Is 'law guy' a thing?

|The Volokh Conspiracy |

The New York Times tells me something I didn't know: Apparently, it's common to refer to an appellate specialist as "the law guy." From the story, "At End of Sheldon Silver's Corruption Trial, the 'Law Guys' Take Over", by Benjamin Weiser:

But it was clear late on Thursday, with the parties and the judge seated around a conference table and the jury not present, that Mr. McDonald and Mr. Kry [a prosecutor and a defense attorney] had critical roles as legal specialists in the case—"the law guys," as several experts put it—a role the public rarely hears about.

The law guys must master the legal aspects of the case, and be steeped in precedents and in issues that might become the focus of an appeal or need to be responded to in court at a moment's notice.

The Times continues:

The role of the "law guy" is like that of an assistant to a football coach who stands on the sideline, knows the rules better than anyone else and says, "Challenge the call."

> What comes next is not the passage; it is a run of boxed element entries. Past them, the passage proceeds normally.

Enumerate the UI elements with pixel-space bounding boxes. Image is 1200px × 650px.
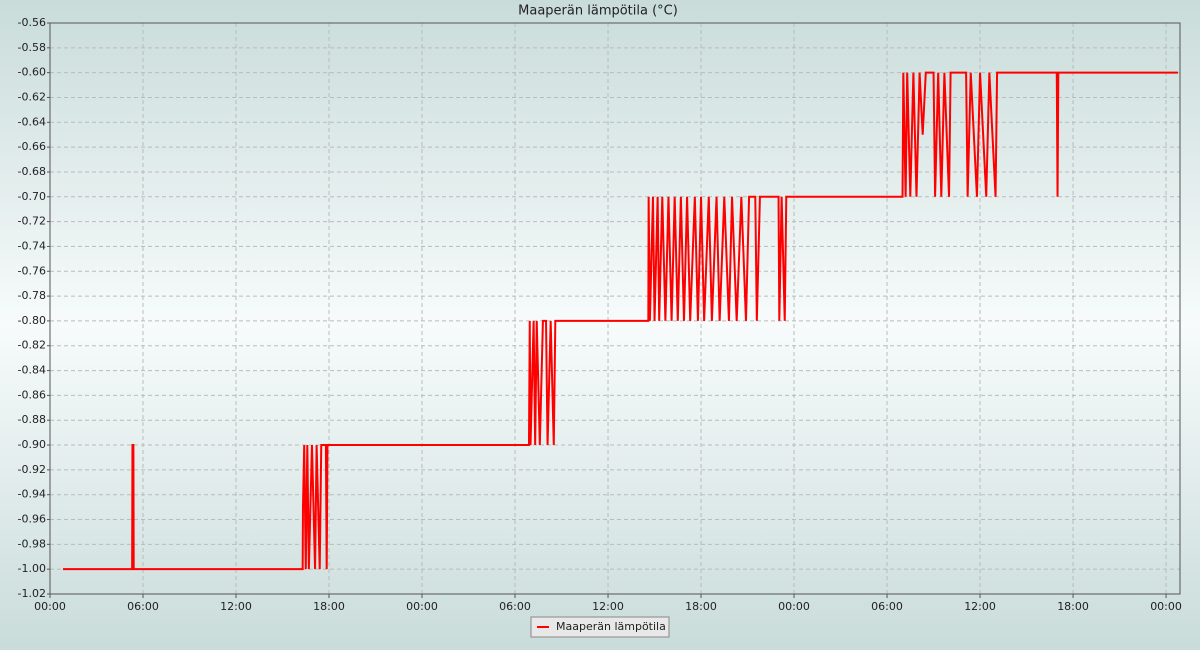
x-tick-label: 00:00 xyxy=(778,600,810,613)
y-tick-label: -0.90 xyxy=(18,438,46,451)
y-tick-label: -0.60 xyxy=(18,66,46,79)
x-tick-label: 00:00 xyxy=(34,600,66,613)
plot-frame xyxy=(49,22,1181,595)
x-tick-label: 18:00 xyxy=(685,600,717,613)
x-tick-label: 06:00 xyxy=(127,600,159,613)
y-tick-label: -0.88 xyxy=(18,413,46,426)
legend-box xyxy=(530,616,670,638)
y-tick-label: -0.82 xyxy=(18,339,46,352)
x-tick-label: 12:00 xyxy=(592,600,624,613)
x-tick-label: 06:00 xyxy=(499,600,531,613)
y-tick-label: -1.02 xyxy=(18,587,46,600)
x-tick-label: 00:00 xyxy=(406,600,438,613)
y-tick-label: -0.84 xyxy=(18,364,46,377)
y-tick-label: -0.56 xyxy=(18,16,46,29)
y-tick-label: -0.76 xyxy=(18,264,46,277)
y-tick-label: -0.64 xyxy=(18,115,46,128)
y-tick-label: -0.96 xyxy=(18,513,46,526)
y-tick-label: -0.80 xyxy=(18,314,46,327)
y-tick-label: -0.86 xyxy=(18,388,46,401)
y-tick-label: -0.92 xyxy=(18,463,46,476)
legend-label: Maaperän lämpötila xyxy=(556,620,666,633)
data-line xyxy=(63,71,1178,571)
x-tick-label: 06:00 xyxy=(871,600,903,613)
x-tick-label: 00:00 xyxy=(1150,600,1182,613)
y-tick-label: -0.68 xyxy=(18,165,46,178)
y-tick-label: -0.70 xyxy=(18,190,46,203)
y-tick-label: -0.78 xyxy=(18,289,46,302)
y-tick-label: -0.62 xyxy=(18,90,46,103)
y-tick-label: -0.58 xyxy=(18,41,46,54)
y-tick-label: -0.66 xyxy=(18,140,46,153)
x-tick-label: 12:00 xyxy=(220,600,252,613)
y-tick-label: -0.74 xyxy=(18,239,46,252)
y-tick-label: -1.00 xyxy=(18,562,46,575)
x-tick-label: 18:00 xyxy=(1057,600,1089,613)
x-tick-label: 12:00 xyxy=(964,600,996,613)
y-tick-label: -0.72 xyxy=(18,215,46,228)
y-tick-label: -0.98 xyxy=(18,537,46,550)
x-tick-label: 18:00 xyxy=(313,600,345,613)
y-tick-label: -0.94 xyxy=(18,488,46,501)
chart-title: Maaperän lämpötila (°C) xyxy=(518,4,678,19)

The term law guy is an anachronism from a time when the legal profession was dominated by men; women now frequently serve in that role, said Deirdre von Dornum, attorney in charge of the federal public defender's office in Brooklyn. "I love to be the 'law guy,' " she said.

On the defense side, the law guy is often a seasoned appellate lawyer who is brought into a case for that expertise.

In the United States attorney's office for the Southern District of New York, law guys are typically junior prosecutors who may have little or no courtroom experience, but bring a freedom to think deeply about the legal issues because they do not have the day-to-day burden of conducting a trial.

I certainly understand the role of an appellate specialist and legal expert. Different lawyers have different skills. In important cases that raise tricky legal questions, it's often smart to bring in someone with appellate expertise and legal firepower.

But I have to confess, I'm new to the specific phrase "law guy." Is it a common phrase that I just missed? Or maybe it's a New York thing? Or maybe it's not a common phrase, but it was added to spice up an otherwise dry story about legal arguments in a high-profile case? Because you may not care about the correct mens rea to apply to the quid pro quo of a bribe in an honest services fraud case, but maybe you'll care about the life and times of "the law guy."

UPDATE: On Twitter, NPR Justice Correspondent Carrie Johnson writes:

ANOTHER UPDATE: On the other hand, New York criminal defense attorney Scott Greenfield writes by e-mail that it's a "common old school usage" in New York, "where we have 'trial guys' and 'law guys.'" He also points to this post of his from 2007 which used the distinction. So maybe it's a New York thing after all.